When bankruptcy and family law collide, the results are how shall we say it? Complex. Although, we’ve dealt with a number of property matters in the past involving spousal relationships, we’ve never covered the area of what happens to the property of a spouse who has become bankrupt, and how bankruptcy affects the non-bankrupt spouse. Under s 58 of the Bankruptcy Act 1966
(Cth), once a person becomes bankrupt, that person’s divisible property vests in the trustee. However, under s 116 of the Bankruptcy Act, certain property such as superannuation, tools of the trade, some furniture, and transport can be exempt, but the fact still remains, that the interaction between bankruptcy and family law is extremely complicated.
How does bankruptcy affect the property of a spouse?
With the introduction of the Bankruptcy and Family Law Legislation Amendment Act 2005
(Cth)(the Amendment) afforded non-bankrupt spouses greater protections in property proceedings with the insertion of the s 59A provisions into the Bankruptcy Act. The provisions provides that ss 58 and 59, being the vesting sections, are subject to orders made under Pt VIII of the Family Law Act 1975
(the FLA). So what does that exactly mean? Well, what it essentially signifies is that the income of the bankrupt does not vest in the trustee, therefore, allowing a non-bankrupt spouse the ability to seek maintenance from a bankrupt spouse.

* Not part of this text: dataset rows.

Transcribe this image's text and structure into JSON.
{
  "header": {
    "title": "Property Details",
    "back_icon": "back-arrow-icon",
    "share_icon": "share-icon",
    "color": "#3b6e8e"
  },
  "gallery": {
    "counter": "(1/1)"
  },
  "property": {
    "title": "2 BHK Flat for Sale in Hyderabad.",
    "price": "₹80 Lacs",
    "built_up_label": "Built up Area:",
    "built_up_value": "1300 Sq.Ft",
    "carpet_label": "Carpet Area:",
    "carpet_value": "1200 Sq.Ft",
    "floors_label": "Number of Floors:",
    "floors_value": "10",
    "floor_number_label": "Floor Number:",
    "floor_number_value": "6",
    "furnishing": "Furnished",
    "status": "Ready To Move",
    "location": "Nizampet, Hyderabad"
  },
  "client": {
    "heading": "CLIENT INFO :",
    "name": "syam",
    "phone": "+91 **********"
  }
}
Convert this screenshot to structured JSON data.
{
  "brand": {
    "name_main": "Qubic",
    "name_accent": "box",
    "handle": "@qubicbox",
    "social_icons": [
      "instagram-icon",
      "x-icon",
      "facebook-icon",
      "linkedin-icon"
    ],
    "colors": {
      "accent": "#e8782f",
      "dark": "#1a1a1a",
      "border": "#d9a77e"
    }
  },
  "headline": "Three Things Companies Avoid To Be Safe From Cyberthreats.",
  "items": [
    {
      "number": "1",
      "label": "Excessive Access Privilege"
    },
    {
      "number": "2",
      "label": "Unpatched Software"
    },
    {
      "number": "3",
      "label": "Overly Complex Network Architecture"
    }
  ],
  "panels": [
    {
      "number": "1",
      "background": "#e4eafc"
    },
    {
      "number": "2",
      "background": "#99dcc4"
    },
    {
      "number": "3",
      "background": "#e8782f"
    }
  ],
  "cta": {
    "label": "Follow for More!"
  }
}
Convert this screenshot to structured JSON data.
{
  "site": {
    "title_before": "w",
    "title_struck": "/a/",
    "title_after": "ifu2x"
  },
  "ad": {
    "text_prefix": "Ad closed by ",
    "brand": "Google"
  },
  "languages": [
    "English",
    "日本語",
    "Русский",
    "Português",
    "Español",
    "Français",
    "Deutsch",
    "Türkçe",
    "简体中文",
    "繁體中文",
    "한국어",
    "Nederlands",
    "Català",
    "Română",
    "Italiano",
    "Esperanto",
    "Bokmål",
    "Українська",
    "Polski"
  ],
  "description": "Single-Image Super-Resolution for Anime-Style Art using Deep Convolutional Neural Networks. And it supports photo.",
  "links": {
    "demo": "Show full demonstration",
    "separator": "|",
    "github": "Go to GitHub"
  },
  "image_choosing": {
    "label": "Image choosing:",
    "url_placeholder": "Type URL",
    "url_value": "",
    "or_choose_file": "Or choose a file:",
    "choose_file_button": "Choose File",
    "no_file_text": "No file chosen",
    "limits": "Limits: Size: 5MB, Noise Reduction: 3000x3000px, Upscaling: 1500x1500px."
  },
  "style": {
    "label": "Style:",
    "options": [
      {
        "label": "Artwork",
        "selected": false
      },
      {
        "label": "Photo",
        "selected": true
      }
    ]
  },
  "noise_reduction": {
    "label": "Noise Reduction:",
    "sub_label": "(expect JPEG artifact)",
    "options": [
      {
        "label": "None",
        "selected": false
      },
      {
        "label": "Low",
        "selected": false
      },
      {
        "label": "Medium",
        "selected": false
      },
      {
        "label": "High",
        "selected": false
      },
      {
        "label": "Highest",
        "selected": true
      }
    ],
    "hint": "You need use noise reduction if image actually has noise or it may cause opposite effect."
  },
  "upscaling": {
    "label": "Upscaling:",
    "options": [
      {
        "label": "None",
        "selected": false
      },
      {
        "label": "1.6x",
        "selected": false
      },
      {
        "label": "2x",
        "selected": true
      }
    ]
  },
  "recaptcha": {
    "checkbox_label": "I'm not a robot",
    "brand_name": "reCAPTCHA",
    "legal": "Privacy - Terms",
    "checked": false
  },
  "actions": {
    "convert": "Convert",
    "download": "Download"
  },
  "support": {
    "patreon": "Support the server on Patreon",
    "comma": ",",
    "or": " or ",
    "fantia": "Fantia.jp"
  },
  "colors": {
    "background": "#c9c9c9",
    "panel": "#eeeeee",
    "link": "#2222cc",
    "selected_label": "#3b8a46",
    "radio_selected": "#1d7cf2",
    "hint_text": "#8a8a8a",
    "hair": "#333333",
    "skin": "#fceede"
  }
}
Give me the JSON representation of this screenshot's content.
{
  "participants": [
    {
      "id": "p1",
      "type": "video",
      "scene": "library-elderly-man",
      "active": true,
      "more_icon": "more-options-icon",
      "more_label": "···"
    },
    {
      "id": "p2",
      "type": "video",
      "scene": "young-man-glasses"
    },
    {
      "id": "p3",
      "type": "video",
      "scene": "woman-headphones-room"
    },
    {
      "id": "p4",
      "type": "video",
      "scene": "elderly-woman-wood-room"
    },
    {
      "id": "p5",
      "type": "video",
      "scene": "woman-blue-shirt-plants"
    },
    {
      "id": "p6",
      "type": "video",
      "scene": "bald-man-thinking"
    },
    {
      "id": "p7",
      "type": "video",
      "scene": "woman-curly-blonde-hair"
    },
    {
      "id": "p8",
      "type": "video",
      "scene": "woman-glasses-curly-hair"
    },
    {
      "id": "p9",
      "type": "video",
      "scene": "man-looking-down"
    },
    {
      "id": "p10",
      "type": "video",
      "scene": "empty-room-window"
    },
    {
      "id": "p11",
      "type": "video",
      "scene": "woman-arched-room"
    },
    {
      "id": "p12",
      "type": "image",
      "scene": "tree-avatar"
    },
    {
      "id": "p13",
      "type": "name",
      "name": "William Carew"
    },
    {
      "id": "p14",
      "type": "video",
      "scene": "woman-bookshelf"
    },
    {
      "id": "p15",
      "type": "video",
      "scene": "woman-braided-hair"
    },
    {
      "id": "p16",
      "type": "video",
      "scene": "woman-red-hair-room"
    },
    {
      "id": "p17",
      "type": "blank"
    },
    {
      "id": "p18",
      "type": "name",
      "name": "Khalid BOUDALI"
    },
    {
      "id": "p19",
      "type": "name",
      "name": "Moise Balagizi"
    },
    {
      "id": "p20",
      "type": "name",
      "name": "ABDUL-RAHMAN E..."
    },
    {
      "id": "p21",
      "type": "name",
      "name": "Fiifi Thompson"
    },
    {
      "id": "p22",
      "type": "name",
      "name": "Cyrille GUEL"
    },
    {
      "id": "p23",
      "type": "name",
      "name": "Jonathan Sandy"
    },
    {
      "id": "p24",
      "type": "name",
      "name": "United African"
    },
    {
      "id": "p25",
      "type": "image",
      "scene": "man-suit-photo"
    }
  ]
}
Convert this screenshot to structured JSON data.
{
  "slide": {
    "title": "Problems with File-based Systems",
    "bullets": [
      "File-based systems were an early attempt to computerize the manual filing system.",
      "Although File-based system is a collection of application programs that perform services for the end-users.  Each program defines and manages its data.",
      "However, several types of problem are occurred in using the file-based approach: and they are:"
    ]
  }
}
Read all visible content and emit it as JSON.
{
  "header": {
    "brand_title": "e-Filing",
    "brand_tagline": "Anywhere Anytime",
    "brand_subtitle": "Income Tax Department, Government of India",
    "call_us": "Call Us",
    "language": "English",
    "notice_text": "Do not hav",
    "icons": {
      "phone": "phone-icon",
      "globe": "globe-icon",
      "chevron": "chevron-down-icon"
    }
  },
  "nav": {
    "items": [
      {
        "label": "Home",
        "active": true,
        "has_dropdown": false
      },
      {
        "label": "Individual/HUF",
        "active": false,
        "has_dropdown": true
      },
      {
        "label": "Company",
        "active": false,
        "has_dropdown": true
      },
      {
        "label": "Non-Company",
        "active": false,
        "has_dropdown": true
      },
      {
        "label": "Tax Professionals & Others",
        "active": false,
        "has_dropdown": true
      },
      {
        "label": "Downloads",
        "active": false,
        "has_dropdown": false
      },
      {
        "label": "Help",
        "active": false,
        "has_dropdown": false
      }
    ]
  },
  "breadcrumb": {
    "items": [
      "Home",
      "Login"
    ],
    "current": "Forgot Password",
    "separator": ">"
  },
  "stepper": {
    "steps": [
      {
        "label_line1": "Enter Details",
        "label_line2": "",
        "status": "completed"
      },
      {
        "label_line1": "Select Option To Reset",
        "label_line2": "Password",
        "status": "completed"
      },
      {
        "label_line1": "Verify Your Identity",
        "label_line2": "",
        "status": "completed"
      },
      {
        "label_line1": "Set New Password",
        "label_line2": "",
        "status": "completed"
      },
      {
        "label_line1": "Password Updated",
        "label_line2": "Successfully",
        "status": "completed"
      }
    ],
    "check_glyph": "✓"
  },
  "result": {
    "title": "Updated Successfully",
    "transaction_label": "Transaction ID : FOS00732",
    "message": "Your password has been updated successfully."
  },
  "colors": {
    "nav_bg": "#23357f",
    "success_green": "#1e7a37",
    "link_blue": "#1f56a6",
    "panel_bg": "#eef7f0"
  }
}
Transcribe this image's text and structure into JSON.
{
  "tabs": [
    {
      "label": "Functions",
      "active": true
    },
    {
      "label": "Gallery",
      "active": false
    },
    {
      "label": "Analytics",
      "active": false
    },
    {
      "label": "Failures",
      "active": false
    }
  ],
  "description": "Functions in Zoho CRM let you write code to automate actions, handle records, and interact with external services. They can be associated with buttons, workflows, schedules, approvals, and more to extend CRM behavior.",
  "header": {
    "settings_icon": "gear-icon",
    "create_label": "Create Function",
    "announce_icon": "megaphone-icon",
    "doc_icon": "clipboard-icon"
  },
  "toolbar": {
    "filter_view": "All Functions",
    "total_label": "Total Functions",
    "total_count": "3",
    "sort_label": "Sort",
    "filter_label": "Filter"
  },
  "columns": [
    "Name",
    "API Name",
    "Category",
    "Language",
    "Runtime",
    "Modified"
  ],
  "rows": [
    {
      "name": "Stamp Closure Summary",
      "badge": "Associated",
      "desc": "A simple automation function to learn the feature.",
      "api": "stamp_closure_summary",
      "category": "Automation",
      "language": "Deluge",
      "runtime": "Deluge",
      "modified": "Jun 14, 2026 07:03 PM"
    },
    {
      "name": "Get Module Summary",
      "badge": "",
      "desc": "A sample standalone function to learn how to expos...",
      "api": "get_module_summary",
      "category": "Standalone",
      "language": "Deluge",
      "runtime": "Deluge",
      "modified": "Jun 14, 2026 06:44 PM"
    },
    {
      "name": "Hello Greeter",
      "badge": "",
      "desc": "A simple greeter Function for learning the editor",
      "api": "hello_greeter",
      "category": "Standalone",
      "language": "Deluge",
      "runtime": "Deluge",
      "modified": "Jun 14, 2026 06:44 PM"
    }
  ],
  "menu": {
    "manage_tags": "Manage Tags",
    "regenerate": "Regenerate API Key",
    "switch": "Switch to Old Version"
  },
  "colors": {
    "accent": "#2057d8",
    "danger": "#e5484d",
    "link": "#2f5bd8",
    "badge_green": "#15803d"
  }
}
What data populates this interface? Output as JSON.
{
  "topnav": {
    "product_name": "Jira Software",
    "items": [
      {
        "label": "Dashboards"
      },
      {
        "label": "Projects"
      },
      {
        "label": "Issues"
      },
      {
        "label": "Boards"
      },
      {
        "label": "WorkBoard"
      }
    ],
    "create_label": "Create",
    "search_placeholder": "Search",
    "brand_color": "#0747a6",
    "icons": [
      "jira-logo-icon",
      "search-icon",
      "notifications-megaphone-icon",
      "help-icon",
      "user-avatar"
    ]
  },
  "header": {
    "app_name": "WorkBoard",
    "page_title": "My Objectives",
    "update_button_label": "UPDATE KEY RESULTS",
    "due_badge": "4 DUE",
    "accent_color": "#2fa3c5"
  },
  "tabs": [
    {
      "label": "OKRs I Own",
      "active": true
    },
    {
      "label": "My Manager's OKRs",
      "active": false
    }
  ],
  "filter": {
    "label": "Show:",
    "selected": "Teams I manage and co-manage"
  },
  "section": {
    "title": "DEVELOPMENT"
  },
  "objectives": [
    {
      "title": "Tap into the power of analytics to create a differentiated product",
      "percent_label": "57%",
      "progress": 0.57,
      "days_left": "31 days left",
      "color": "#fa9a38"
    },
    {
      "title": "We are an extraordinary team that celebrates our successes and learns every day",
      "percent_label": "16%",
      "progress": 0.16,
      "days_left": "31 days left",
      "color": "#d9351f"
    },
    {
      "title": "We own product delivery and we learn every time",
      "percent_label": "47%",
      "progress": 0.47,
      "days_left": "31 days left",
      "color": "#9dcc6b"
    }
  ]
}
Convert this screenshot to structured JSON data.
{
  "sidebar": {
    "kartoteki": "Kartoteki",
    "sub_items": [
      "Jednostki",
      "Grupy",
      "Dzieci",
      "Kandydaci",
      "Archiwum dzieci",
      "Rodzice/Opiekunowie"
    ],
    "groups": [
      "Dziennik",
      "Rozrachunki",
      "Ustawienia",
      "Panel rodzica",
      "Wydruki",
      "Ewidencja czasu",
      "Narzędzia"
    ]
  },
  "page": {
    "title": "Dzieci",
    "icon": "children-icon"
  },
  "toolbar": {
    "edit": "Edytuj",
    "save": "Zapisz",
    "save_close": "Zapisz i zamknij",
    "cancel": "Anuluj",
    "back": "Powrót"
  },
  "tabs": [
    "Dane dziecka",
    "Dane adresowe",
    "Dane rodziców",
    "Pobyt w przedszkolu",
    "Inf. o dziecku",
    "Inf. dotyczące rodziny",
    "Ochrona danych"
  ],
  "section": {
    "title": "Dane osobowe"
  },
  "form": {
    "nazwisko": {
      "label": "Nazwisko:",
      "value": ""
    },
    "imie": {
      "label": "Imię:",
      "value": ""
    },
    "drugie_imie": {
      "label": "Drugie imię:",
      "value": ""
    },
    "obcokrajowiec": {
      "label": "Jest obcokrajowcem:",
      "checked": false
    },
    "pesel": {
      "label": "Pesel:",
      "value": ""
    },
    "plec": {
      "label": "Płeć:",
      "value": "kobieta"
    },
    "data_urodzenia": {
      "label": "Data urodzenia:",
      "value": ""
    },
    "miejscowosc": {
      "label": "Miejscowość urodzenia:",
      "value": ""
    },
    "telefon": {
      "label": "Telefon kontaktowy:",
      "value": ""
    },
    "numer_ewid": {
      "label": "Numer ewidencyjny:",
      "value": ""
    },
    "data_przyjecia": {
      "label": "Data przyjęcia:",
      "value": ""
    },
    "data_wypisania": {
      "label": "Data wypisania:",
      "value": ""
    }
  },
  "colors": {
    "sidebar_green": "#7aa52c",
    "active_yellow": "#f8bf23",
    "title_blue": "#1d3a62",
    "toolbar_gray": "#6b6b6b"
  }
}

The Amendment gave a non-bankrupt spouse the right to share property of a bankrupt spouse, and if we look to s 4(1) of the FLA under the definition of “matrimonial cause” at paragraph (cb), reference is made to proceedings between:
- a party to a marriage; and
- the bankruptcy trustee of a bankrupt party to the marriage.
Trustees can join a party to family law proceedings if the court is satisfied that any interest of the creditors of a bankrupt will be affected in a property proceeding, as outlined in s 79(11) of the FLA. What we should highlight is if proceedings are on foot which includes a creditor and non-bankrupt spouse, neither party has greater priority over the other under s 79 of the FLA. In Billtoff and Billtoff (1995) FLC 92-614, the Full Court of the Family Court of Australia at Perth said:
“Although, there is a general rule, it is not absolute, is not prescribed by statute and there are a number of well recognised exceptions. There is no requirement of that the rights of an unsecured creditor or a claim by a third party must be considered and dealt with prior to the Court making an order under sec 79, nor is there a rule of priority as between a creditor claimant and a spouse. Those rights, however, cannot be ignored. They must be recognised, taken into account and balanced against the rights of the spouse.”
Under the provisions of s 79(12) of the FLA, there will be certain circumstances where a trustee in bankruptcy must be joined to the proceedings, and the bankrupt needs to obtain leave in order to make submissions if the trustee is a party.